Around 150 guests attended the meeting, including not only the ambassadors to the Netherlands from the United Kingdom, Morocco, Pakistan and Indonesia, but also students, consultants, GPs, business people, security experts, teachers, journalists, politicians, civil servants, imams and many other professional groups. These guests were representing the groups in society that need to share in the abundant knowledge on Islam available within Leiden University. And this is precisely why Leiden Islam Academy (LIA) was established.
The symposium was about the various ways in which Islam is manifested in Dutch society, and how a university should approach this topic. It began with a few short addresses and a round table discussion between a politician, a representative of a history teachers’ organisation, a journalist, an imam and an academic. Next there were four parallel sample lectures: an introduction to a specific topic as a taster for the participants, followed by discussion. After this, the guests had ample opportunity to chat or network over drinks and snacks. The meeting was especially honoured by the presence of philosopher Tariq Ramadan, professor in Oxford and Qatar, who gave a very interesting closing address: ‘Professor and activist: for me, not a contradiction but a pleonasm.’
‘All the important questions touch on Islam’
This was the view of the politician in the round table discussion. He has noticed that Islam is blamed for just about everything, whether the issue is migrants, criminality or whatever else. Tariq Ramadan, however, took a different view when he spoke later: 'It lies deeper. Nearly all problems can be traced back to the ever-growing gap between rich and poor. Even radicalization has nothing to do with Islam.’
‘Europe has been Muslim for many centuries’

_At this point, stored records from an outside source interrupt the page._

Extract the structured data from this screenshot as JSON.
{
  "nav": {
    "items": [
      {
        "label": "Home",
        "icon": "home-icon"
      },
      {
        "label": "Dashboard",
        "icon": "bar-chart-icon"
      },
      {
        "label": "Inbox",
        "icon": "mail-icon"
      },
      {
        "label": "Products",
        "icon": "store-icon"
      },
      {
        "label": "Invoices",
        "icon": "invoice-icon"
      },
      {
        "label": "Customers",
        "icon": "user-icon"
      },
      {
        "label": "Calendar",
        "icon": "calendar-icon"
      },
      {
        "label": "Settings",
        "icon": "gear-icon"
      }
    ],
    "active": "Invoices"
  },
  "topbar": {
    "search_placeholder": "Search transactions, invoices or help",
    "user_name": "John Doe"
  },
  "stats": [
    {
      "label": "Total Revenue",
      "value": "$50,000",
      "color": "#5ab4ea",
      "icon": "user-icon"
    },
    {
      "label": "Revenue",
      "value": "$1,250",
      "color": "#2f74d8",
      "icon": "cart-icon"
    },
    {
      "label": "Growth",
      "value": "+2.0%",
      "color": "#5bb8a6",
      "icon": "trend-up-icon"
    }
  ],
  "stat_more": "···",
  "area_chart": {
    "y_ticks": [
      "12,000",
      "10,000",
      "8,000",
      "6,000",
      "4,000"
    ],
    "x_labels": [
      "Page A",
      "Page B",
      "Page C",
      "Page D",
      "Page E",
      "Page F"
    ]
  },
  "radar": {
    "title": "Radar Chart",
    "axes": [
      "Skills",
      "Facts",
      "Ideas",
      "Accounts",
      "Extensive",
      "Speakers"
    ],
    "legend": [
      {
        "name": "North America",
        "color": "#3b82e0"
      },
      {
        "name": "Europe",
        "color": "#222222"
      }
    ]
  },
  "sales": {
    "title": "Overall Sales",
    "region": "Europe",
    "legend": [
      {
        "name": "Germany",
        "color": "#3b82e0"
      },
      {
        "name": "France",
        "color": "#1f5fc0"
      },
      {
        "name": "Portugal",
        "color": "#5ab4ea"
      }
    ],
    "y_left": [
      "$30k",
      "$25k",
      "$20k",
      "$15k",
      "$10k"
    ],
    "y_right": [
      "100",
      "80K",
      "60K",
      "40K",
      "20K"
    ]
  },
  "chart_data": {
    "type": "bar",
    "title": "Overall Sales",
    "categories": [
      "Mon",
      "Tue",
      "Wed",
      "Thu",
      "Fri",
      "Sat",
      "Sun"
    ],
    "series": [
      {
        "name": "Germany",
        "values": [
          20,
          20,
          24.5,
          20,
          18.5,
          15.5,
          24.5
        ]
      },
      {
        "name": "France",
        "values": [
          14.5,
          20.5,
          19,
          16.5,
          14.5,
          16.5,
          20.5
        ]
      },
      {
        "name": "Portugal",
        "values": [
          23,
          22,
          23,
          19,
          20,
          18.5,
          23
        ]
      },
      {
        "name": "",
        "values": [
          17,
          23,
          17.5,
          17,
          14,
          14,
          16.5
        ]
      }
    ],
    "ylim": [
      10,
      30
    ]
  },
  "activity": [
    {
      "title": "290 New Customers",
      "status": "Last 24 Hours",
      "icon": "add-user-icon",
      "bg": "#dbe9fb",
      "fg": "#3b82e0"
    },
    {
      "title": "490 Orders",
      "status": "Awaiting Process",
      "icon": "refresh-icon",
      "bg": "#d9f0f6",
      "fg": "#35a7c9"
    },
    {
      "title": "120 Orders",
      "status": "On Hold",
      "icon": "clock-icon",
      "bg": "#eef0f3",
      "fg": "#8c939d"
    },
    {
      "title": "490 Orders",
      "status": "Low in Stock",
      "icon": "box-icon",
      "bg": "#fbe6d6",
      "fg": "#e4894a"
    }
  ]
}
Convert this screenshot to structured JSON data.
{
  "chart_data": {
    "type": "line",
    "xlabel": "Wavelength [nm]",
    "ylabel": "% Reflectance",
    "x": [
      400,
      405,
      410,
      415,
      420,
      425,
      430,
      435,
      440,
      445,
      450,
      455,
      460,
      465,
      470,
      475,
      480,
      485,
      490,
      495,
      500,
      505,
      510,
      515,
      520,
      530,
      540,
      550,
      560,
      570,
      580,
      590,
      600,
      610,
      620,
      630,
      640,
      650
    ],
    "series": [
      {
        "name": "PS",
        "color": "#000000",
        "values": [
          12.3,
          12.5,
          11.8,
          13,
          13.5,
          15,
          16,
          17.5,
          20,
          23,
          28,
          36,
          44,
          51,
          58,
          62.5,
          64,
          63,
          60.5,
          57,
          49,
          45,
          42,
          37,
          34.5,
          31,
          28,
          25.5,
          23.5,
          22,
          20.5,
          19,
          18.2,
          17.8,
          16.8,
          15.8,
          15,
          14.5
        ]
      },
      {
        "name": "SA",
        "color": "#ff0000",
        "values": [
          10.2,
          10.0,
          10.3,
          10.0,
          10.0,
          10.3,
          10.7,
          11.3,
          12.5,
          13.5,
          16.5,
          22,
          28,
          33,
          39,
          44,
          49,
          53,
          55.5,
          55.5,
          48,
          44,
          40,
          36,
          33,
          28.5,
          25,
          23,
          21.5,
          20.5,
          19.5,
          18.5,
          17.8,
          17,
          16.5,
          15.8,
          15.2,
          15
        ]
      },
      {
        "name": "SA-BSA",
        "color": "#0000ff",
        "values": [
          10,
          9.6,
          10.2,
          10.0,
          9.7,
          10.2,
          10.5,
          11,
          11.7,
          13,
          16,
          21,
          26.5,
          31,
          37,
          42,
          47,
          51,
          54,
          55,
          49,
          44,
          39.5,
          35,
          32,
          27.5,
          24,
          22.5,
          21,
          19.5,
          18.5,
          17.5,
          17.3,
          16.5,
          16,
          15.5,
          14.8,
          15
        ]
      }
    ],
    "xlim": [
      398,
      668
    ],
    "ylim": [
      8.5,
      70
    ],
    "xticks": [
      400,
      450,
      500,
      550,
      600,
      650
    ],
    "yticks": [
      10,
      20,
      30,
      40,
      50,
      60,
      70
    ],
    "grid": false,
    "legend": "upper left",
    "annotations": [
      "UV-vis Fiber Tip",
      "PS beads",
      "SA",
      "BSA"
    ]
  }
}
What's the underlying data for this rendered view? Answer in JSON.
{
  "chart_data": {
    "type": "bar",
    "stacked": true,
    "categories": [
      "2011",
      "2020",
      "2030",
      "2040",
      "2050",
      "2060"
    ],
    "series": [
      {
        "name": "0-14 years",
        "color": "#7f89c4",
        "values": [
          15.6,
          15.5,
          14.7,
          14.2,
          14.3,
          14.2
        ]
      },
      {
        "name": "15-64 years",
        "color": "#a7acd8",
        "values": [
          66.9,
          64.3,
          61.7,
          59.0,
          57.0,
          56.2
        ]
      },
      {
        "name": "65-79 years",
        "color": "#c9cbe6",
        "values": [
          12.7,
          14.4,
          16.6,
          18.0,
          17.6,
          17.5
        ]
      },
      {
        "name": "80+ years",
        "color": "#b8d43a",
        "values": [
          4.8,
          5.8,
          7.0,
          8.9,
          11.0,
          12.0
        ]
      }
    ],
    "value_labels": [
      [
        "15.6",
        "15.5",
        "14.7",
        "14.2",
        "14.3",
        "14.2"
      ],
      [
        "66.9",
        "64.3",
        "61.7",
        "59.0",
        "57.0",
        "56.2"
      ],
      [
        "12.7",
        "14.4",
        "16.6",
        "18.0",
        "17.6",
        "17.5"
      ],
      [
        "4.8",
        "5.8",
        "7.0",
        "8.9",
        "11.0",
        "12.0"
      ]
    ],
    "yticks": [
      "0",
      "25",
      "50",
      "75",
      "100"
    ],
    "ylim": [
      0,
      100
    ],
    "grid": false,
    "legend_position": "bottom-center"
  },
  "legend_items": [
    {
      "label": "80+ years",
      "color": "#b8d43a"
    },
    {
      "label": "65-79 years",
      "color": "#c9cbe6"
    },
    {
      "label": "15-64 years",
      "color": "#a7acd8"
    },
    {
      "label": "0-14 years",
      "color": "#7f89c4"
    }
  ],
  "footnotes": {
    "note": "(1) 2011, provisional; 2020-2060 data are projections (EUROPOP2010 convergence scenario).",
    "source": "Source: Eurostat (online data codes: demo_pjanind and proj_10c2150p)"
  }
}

Tariq Ramadan, Professor of Contemporary Islamic Studies at Oxford University, used his own term clash of perceptions as the line of his argument, touching on a wide range of current themes. For instance, he pointed out that Islam in Europe is nothing new: there have been Muslim communities in Eastern Europe for just as long as Christian ones. And what about the colonial past...? Even back in those days, the Dutch East Indies had a large Muslim population. ‘And you never hear anything about that,’ muttered someone in the audience.